I found a clue: gpg: WARNING: unsafe ownership on homedir '/etc/portage/gnupg' gpg: can't open '/tmp/root/portage-sign-zkspbzl9.sig': Permission denied gpg: verify signatures failed: Permission denied [GNUPG:] FAILURE verify 33587201 /tmp/root is only readable by root... And The unsafe ownership is just a warning.
Do you have GPG_VERIFY_USER_DROP, GPG_VERIFY_GROUP_DROP, or any other GPG_ or similar variables set in make.conf or environment (check `env`)?

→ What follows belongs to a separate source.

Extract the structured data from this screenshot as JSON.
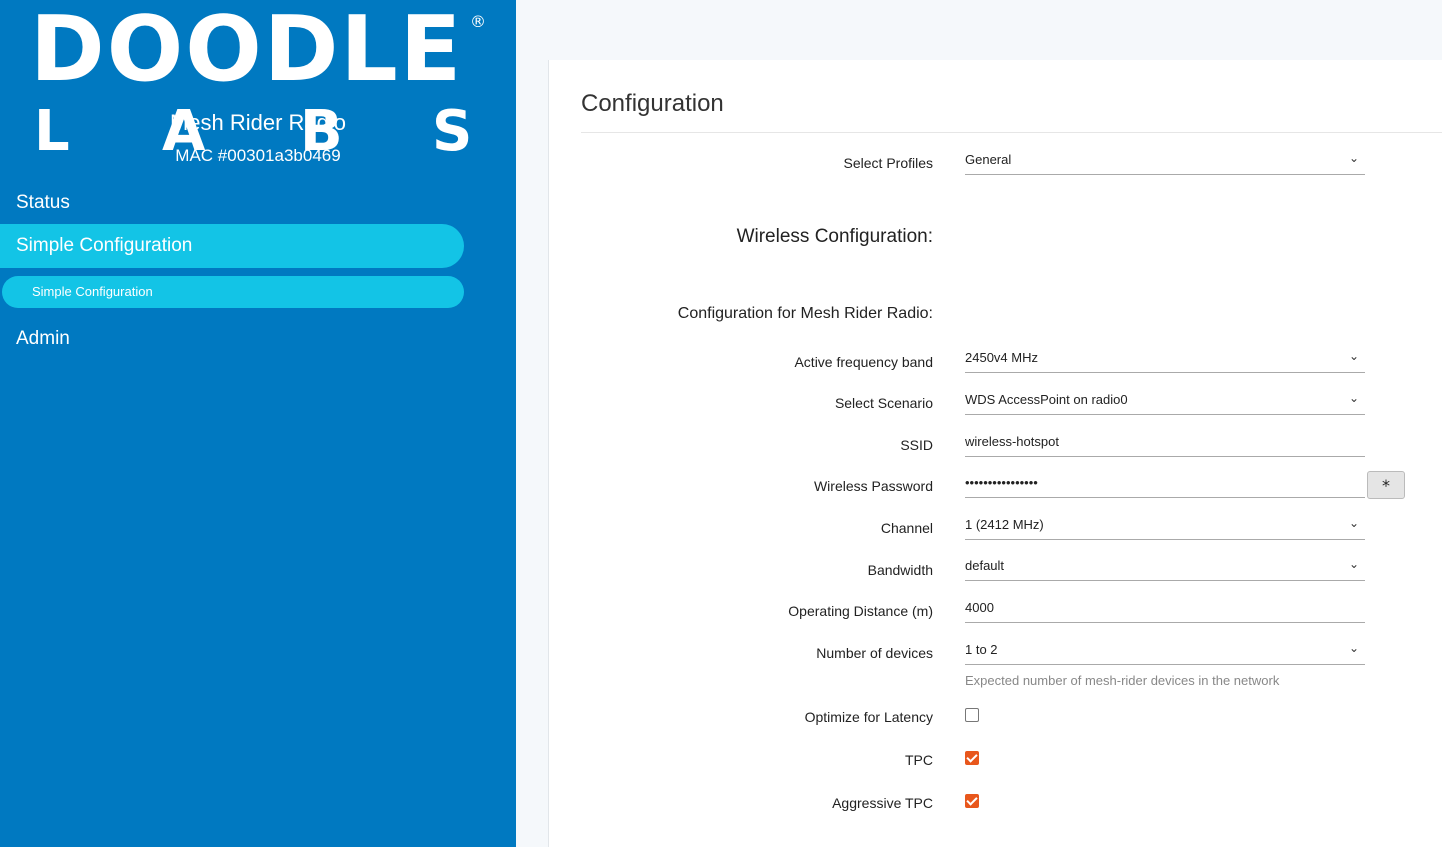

(In reply to Sam James from comment #5) > Do you have GPG_VERIFY_USER_DROP, GPG_VERIFY_GROUP_DROP, or any other GPG_ > or similar variables set in make.conf or environment (check `env`)? BINPKG_* too
… and that leaded to the bug. Portage is using the TMPDIR environment of root, which is not usable for user portage. When it is unset, it works. So, portage should unset such variables or set them accordingly.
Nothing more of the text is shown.